I am designing a system capable of working with 15 million (and growing) image files ranging from 100k to 10mb. I am looking for some opinions on what may be the best filesystem to support the (somewhat) odd requirements:
Additional Information/Requirements:
- The directory structure is certain non-optional [1] , but due to the design of the applications pulling this data, it is relatively immutable.
- The data should be read optimized which includes, but may not be limited to: random reads, sequential reads, directory listings (some directories may have 30,000 directories or 1,000 images), etc.
- Additional data will be written to the file structure (new sub directories, additional files in existing sub directories, etc) on a semi-regular basis, however write performance is not much a concern. Data will be written via SMB or NFS.
- There is a significant number of identical files (conservative estimate is 20%), however due to the design of the application pulling this data, we can't delete the duplicate filenames.

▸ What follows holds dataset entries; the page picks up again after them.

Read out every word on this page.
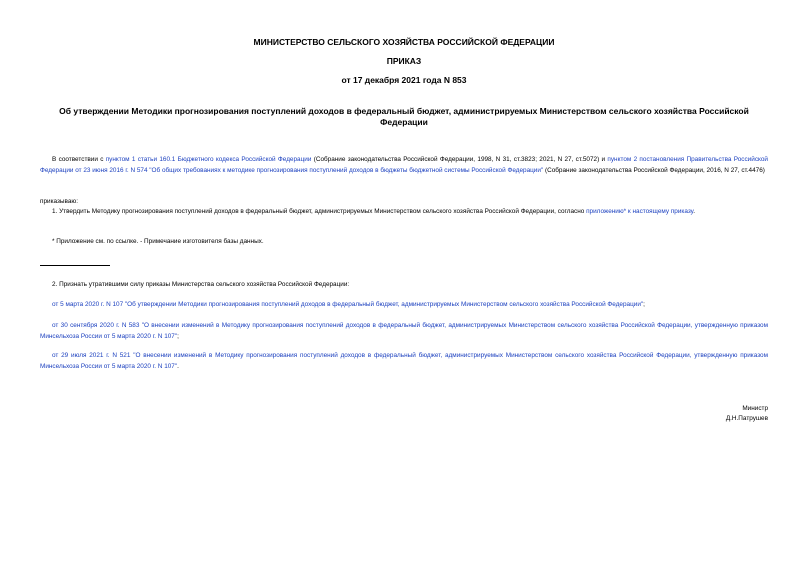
МИНИСТЕРСТВО СЕЛЬСКОГО ХОЗЯЙСТВА РОССИЙСКОЙ ФЕДЕРАЦИИ
ПРИКАЗ
от 17 декабря 2021 года N 853
Об утверждении Методики прогнозирования поступлений доходов в федеральный бюджет, администрируемых Министерством сельского хозяйства Российской Федерации
В соответствии с пунктом 1 статьи 160.1 Бюджетного кодекса Российской Федерации (Собрание законодательства Российской Федерации, 1998, N 31, ст.3823; 2021, N 27, ст.5072) и пунктом 2 постановления Правительства Российской Федерации от 23 июня 2016 г. N 574 "Об общих требованиях к методике прогнозирования поступлений доходов в бюджеты бюджетной системы Российской Федерации" (Собрание законодательства Российской Федерации, 2016, N 27, ст.4476)
приказываю:
1. Утвердить Методику прогнозирования поступлений доходов в федеральный бюджет, администрируемых Министерством сельского хозяйства Российской Федерации, согласно приложению* к настоящему приказу.
* Приложение см. по ссылке. - Примечание изготовителя базы данных.
2. Признать утратившими силу приказы Министерства сельского хозяйства Российской Федерации:
от 5 марта 2020 г. N 107 "Об утверждении Методики прогнозирования поступлений доходов в федеральный бюджет, администрируемых Министерством сельского хозяйства Российской Федерации";
от 30 сентября 2020 г. N 583 "О внесении изменений в Методику прогнозирования поступлений доходов в федеральный бюджет, администрируемых Министерством сельского хозяйства Российской Федерации, утвержденную приказом Минсельхоза России от 5 марта 2020 г. N 107";
от 29 июля 2021 г. N 521 "О внесении изменений в Методику прогнозирования поступлений доходов в федеральный бюджет, администрируемых Министерством сельского хозяйства Российской Федерации, утвержденную приказом Минсельхоза России от 5 марта 2020 г. N 107".
Министр
Д.Н.Патрушев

Ideally we would like some sort of deduplication (we could certainly hard link, but I am not sure how millions of hard links would scale)

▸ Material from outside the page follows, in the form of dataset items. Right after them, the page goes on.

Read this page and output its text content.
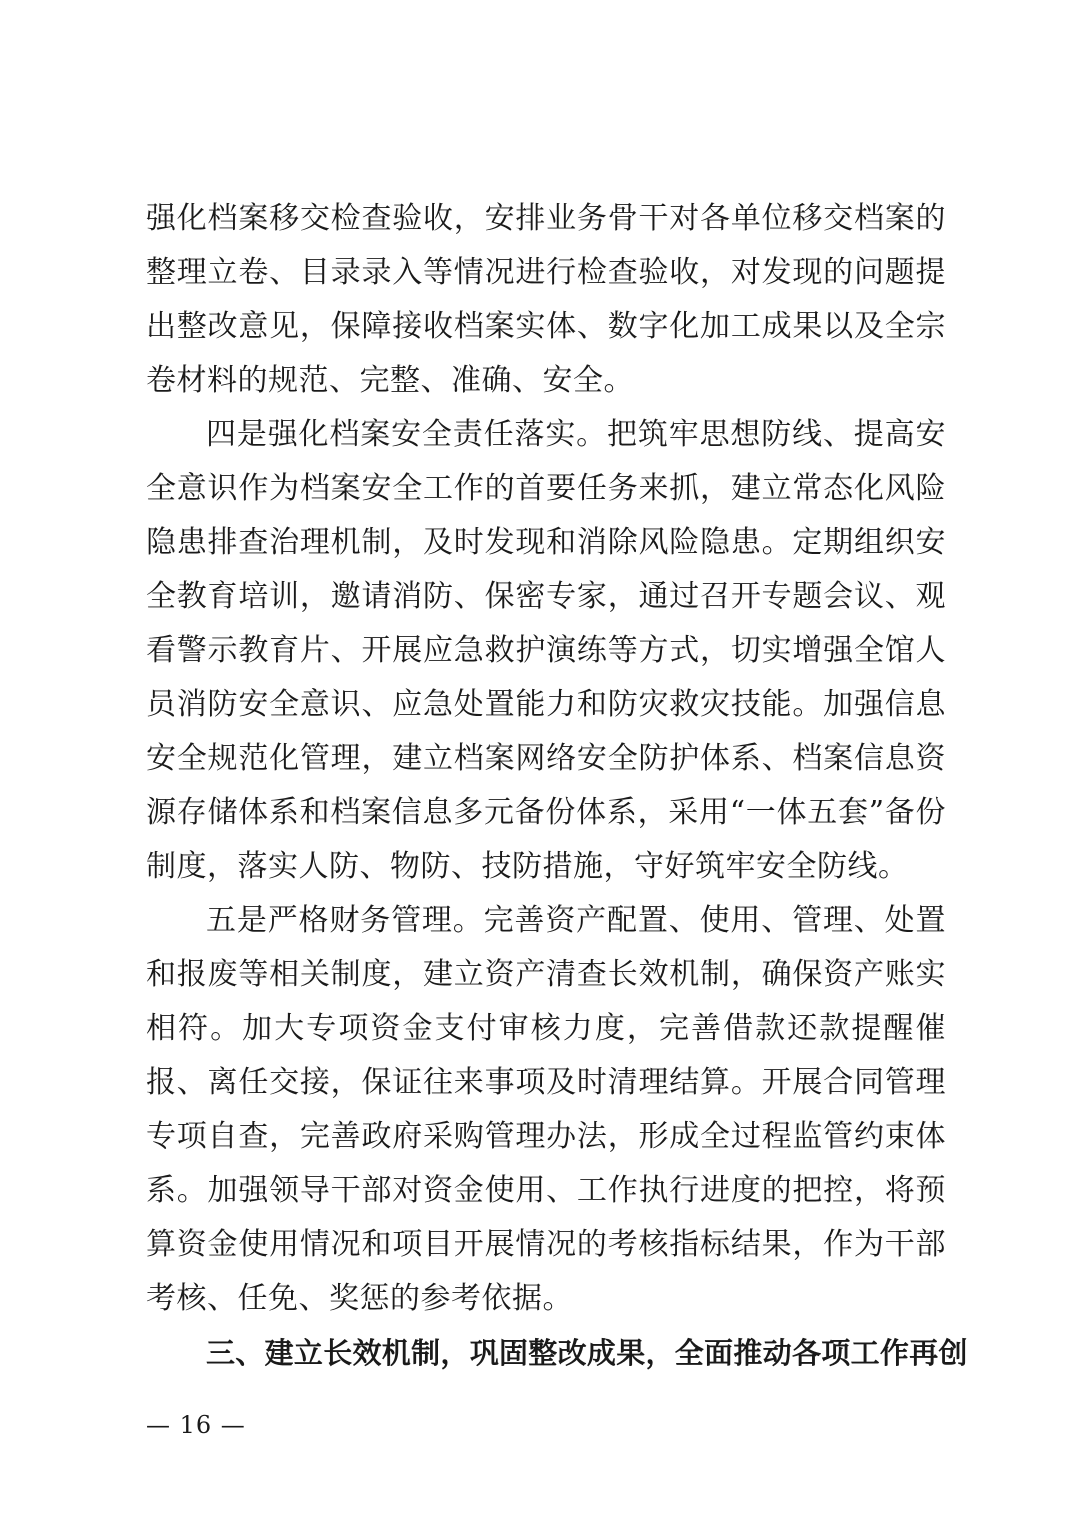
强化档案移交检查验收，安排业务骨干对各单位移交档案的整理立卷、目录录入等情况进行检查验收，对发现的问题提出整改意见，保障接收档案实体、数字化加工成果以及全宗卷材料的规范、完整、准确、安全。

四是强化档案安全责任落实。把筑牢思想防线、提高安全意识作为档案安全工作的首要任务来抓，建立常态化风险隐患排查治理机制，及时发现和消除风险隐患。定期组织安全教育培训，邀请消防、保密专家，通过召开专题会议、观看警示教育片、开展应急救护演练等方式，切实增强全馆人员消防安全意识、应急处置能力和防灾救灾技能。加强信息安全规范化管理，建立档案网络安全防护体系、档案信息资源存储体系和档案信息多元备份体系，采用“一体五套”备份制度，落实人防、物防、技防措施，守好筑牢安全防线。

五是严格财务管理。完善资产配置、使用、管理、处置和报废等相关制度，建立资产清查长效机制，确保资产账实相符。加大专项资金支付审核力度，完善借款还款提醒催报、离任交接，保证往来事项及时清理结算。开展合同管理专项自查，完善政府采购管理办法，形成全过程监管约束体系。加强领导干部对资金使用、工作执行进度的把控，将预算资金使用情况和项目开展情况的考核指标结果，作为干部考核、任免、奖惩的参考依据。

三、建立长效机制，巩固整改成果，全面推动各项工作再创

— 16 —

- SSDs will be the primary form of storage for this project (unless an argument can be made for spinners instead) so we would like to limit writes to the system where possible.
The hardware we have allocated for this project is as follows:
Dell R720xd w/ 24x 2.5” bays
RAM: 128GB RAM (more can be allocated if needed)
CPU: 2x E5-2620 @ 2.20GHz
Storage:
8x2TB SSDs local storage
1x500GB SSD for OS
RAID: H310 (IT Mode)
We were initially considering ZFS for this, but after some additional research it appears:
- ZFS may thrash the SSDs when writing metadata updates.
- ZFS has a high RAM requirement for deduplication (5GB RAM per 1TB of data). This should be doable on our current hardware though, it just seems like a lot of overhead.
- RiserFS may be better suited for random lookup on small files (I can't seem to find what qualifies for a "small" file).
Any opinions on an optimal filesystem for this use case as well as any hardware tweaks would be much appreciated.
[1]
Example directory structure (none of the directories or filenames are normalized (sequential, etc) in any way)
+ root directory 1
- sub directory 1
- image 1
- image 2
- image 3
- ...
- image n (where n is between 1 and 1,000+)
- sub directory 2
- image 1
- image 2
- image 3
- ...
- image n
....
- sub directory n (where n is between 1,000 and 30,000)
- image 1
- image 2
- image 3
- ...
- image n
+ root directory 2
+ ...
+ root directory 15